What kind of devotee is it that can draw this extraordinary bhavollasa from another devotee? Sri Radha as devotee and friend turned deity clearly embodies the perfect example of whom Rupa Goswami is writing about in this section of Bhaktirasamrta-sindhu. And Radha’s handmaidens, Sri Rupa and Rati-manjaris perfectly embody this bhavollasa. Indeed, we find Raghunatha dasa Goswami—Rati-manjari—even deprecating Krishna in his extreme love for Radha! “Without your grace, Radha, I can’t stand to live another moment. And Vrindavana, which is even dearer to me than my life itself, I am disgusted with it. It is painful; it is always pinching me. And what to speak of anything else, I am even disgusted with Krishna. It is shameful to utter such words, but I can have no love even for Krishna unless and until you take me within your confidential camp of service.”

Thus tad-bhaveccha-mayi madhurya rasa involves a sthayi bhava for Krishna and bhavollasa for Radha. Krishna is the object of the manjaris’ tad-bhaveccha-mayi madhurya rasa and Radha is the object of their bhavollasa. However, because this bhavollasa acts in two ways like a sthayi bhava—it never recedes into the ocean of one’s sthayi bhava for Krishna, and rather than nourishing the manjari’s sthayi bhava for Krishna, it is nourished by it—in these respects it functions like a sthayi bhava. The only difference between it and a sthayi bhava is that its object is not Krishna. Nonetheless many devotees have traditionally preferred to refer to bhavollasa as a sthayi bhava for Radha and Krishna—thus elevating Radha in this instance to the perfect object of love along with Krishna. There is no question of dethroning Krishna from his position as the visaya, but there is reason to elevate Radha to join him in this rasa as the object of love as a divine couple. And because we see this in the bhajana of great devotees such as Narottama Thakura, who for example refers to this divine couple as the singular object of his love (Radha-Krishna prana pati), devotees feel justified in making this extraordinary claim.

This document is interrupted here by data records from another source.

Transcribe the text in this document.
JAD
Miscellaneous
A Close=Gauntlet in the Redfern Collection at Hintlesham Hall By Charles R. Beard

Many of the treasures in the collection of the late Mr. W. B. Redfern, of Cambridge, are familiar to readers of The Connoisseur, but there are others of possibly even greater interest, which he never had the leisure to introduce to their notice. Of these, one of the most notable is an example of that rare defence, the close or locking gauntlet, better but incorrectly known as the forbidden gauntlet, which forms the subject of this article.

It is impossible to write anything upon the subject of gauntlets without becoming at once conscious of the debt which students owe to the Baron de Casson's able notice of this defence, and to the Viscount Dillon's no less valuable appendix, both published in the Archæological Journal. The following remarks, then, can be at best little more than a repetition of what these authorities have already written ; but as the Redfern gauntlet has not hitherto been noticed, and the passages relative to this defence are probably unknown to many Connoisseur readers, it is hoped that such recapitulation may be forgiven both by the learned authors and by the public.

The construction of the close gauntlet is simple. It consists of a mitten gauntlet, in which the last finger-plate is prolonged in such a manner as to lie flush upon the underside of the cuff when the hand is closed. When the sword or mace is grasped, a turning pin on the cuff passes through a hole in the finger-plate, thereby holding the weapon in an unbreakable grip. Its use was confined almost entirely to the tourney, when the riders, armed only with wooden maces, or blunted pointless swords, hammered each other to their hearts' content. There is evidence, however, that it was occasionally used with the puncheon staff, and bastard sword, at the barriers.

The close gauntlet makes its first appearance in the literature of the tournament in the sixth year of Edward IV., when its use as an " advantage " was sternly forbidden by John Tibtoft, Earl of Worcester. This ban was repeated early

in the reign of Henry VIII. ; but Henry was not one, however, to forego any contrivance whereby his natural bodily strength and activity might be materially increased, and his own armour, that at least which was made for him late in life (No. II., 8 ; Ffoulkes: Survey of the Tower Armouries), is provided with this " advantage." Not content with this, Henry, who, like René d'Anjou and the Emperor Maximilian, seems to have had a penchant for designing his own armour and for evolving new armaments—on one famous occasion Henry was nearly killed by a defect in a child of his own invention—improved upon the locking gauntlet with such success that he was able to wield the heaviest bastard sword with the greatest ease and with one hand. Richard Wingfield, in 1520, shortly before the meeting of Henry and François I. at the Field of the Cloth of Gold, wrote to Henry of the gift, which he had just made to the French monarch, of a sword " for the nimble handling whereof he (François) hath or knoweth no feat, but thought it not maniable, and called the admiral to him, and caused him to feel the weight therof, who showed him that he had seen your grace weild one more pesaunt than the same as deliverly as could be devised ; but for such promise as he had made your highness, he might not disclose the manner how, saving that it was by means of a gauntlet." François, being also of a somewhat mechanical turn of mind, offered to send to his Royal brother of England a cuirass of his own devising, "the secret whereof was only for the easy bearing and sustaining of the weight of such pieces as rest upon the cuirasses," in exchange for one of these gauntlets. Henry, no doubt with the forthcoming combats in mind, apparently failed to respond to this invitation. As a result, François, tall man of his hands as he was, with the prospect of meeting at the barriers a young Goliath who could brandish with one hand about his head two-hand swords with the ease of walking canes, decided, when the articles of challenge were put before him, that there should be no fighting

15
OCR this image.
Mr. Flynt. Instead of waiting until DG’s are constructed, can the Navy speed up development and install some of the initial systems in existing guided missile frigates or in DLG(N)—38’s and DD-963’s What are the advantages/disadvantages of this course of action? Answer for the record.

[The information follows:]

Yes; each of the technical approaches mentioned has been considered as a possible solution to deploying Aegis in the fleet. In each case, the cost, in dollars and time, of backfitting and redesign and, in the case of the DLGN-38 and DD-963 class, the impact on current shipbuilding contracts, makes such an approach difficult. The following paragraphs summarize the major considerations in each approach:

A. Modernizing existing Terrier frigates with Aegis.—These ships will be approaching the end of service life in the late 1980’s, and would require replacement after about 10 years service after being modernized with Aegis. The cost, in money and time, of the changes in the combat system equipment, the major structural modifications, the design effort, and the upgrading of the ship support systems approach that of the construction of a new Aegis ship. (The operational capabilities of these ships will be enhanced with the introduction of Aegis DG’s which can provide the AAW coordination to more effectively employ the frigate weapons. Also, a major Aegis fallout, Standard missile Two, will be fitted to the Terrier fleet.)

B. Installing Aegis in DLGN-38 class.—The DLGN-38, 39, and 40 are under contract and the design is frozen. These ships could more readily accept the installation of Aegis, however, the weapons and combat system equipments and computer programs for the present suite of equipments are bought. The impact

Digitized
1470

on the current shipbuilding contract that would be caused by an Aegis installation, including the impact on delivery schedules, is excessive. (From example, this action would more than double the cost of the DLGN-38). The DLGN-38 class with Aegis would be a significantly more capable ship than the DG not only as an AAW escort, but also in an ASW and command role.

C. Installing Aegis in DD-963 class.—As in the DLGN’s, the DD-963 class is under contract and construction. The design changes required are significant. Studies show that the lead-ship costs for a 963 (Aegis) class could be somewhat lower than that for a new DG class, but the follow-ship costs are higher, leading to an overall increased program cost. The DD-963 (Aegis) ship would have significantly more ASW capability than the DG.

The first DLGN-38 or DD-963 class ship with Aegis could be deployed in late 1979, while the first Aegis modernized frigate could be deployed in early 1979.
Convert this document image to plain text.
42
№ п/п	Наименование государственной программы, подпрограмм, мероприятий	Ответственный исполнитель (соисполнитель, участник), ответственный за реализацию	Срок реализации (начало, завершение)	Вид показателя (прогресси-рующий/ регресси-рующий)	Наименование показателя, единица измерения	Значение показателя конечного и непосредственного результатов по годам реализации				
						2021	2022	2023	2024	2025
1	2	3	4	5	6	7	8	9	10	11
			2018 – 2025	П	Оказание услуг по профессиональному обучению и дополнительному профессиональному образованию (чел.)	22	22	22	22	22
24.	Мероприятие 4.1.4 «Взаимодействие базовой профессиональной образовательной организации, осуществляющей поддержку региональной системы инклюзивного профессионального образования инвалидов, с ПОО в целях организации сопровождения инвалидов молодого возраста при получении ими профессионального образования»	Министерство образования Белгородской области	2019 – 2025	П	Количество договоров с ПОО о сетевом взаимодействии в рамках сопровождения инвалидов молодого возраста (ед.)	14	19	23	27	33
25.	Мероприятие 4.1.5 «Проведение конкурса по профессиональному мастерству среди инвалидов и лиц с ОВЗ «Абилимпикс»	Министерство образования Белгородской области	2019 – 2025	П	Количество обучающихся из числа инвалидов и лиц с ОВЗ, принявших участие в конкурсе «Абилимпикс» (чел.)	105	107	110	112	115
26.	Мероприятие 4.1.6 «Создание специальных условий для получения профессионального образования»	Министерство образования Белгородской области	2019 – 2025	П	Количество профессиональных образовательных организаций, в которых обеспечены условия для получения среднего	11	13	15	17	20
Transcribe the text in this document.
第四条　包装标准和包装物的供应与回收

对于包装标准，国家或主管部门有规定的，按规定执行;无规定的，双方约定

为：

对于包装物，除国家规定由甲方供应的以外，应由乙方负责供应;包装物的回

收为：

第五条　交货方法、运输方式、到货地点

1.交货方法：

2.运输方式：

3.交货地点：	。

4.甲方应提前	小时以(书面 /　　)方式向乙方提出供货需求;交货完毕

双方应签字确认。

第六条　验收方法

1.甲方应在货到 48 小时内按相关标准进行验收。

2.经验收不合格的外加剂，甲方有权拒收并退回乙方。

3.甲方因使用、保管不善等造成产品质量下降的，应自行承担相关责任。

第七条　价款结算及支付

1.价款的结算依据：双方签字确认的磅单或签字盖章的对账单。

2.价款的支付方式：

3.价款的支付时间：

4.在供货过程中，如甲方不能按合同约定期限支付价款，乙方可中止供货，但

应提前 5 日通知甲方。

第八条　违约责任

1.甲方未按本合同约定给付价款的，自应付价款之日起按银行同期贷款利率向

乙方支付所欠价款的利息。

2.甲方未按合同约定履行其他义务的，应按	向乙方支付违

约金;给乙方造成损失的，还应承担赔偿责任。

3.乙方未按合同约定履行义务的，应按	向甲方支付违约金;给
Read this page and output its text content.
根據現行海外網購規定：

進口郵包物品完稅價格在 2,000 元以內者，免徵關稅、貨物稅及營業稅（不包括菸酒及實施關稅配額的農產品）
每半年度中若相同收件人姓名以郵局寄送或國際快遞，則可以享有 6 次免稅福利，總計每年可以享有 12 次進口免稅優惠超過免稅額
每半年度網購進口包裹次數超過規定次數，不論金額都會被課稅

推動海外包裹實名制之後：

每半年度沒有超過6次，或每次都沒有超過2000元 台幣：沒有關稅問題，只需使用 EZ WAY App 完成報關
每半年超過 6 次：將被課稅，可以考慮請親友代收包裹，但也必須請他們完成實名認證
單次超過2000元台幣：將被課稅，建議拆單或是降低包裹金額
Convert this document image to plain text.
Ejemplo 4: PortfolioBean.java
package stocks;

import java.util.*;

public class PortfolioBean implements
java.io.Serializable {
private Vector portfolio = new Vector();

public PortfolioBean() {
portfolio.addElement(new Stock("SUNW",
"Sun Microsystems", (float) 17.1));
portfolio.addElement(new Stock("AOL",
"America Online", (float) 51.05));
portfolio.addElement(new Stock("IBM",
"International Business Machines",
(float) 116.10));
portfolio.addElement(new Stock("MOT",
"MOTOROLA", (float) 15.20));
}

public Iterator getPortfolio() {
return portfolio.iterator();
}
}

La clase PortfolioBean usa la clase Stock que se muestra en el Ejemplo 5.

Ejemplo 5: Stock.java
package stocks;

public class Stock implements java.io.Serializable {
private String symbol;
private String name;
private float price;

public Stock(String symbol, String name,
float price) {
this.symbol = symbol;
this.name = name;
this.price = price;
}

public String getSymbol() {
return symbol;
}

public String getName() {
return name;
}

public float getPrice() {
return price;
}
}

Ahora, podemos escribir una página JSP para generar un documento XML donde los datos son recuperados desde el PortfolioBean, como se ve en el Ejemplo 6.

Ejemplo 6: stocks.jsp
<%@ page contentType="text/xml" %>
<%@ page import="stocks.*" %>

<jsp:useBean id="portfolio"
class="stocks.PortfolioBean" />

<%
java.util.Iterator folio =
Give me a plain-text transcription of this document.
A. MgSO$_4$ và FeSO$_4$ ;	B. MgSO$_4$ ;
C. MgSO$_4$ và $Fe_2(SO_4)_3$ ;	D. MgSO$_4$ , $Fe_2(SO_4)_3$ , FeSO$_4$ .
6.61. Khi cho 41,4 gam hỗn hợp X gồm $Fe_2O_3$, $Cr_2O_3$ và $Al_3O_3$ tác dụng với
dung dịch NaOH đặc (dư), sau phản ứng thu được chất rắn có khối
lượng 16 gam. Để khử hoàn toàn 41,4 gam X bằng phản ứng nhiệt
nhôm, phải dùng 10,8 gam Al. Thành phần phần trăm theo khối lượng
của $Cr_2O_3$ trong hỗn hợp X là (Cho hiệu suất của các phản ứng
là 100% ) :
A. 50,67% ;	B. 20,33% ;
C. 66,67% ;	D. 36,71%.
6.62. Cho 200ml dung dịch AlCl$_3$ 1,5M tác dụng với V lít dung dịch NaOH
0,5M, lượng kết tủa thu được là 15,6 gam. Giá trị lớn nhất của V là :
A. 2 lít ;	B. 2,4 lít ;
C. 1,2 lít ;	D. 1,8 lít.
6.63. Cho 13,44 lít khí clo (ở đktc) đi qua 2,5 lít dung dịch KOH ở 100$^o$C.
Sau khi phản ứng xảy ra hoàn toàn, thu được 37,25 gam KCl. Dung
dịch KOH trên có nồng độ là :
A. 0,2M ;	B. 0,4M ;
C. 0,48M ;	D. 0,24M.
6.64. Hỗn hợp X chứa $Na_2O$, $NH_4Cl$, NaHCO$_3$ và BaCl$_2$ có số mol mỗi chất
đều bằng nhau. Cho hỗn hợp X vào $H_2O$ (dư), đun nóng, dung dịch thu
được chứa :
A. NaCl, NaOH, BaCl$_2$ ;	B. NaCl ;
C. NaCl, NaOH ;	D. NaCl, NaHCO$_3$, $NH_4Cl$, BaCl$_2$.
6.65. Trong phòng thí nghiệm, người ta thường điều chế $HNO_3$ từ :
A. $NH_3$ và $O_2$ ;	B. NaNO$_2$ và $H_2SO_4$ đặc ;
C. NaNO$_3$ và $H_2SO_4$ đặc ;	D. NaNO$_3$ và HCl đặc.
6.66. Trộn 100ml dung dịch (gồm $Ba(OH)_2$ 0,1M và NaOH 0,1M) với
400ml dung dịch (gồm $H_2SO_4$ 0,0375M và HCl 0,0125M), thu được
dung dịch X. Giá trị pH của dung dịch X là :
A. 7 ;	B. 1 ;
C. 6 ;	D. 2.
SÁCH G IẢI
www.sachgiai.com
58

But does this elevation of Radha to the position of the visaya along with Krishna not contradict Bhaktirasamrta-sindhu? Some would clearly say “yes” and take a more conservative approach, granting that Radha is only the visaya of the manjari’s bhavollasa—a special sancari. After all, neither Jiva Goswami nor Visvanatha Cakravarti Thakura have said that the bhavollasa is a sthayi bhava, much less one centered on Radha alone. But theology is something that is always in the making, while at the same time remaining faithful to all that has come before it.

Drawing on sastra yukti with regard to Bhaktirasamrta-sindhu’s siddhanta, we find that the term tad-bhaveccha-mayi itself can be understood to imply that Radha and Krishna are the object of manjari bhava. The manjari’s ideal is tad bhava, and while this term is usually rendered as “her (tad) love (bhava)”—the love of Sri Radha for Krishna—arguably it may be said that it is “their (tad) love”—the combined love of Radha and Krishna—that is the manjaris’ ideal, and not Krishna separated from Radha as in sambhogeccha-mayi madhurya rasa. Nor is it Radha separated from Krishna (heaven forbid). The Godhead in its fullest sense is rasa (raso vai sah), and the manjari’s love is for this expression of the Godhead. Sri Radha’s handmaidens’ object of love is rasa, or the mahabhava that involves Radha-Krishna becoming one in love. After all, there is no meaning to Rasaraja Krishna without Mahabhava-svarupini Radha. And while there is also no meaning to mahabhava without rasarajamahabhava is arguably the more important of the two: Krishna is Rasaraja because of Radha’s mahabhava, for in Sri Rupa’s theology God is what his devotees make him. He is their love more than he is anything else. Jaya Rupa! Jaya Radhe!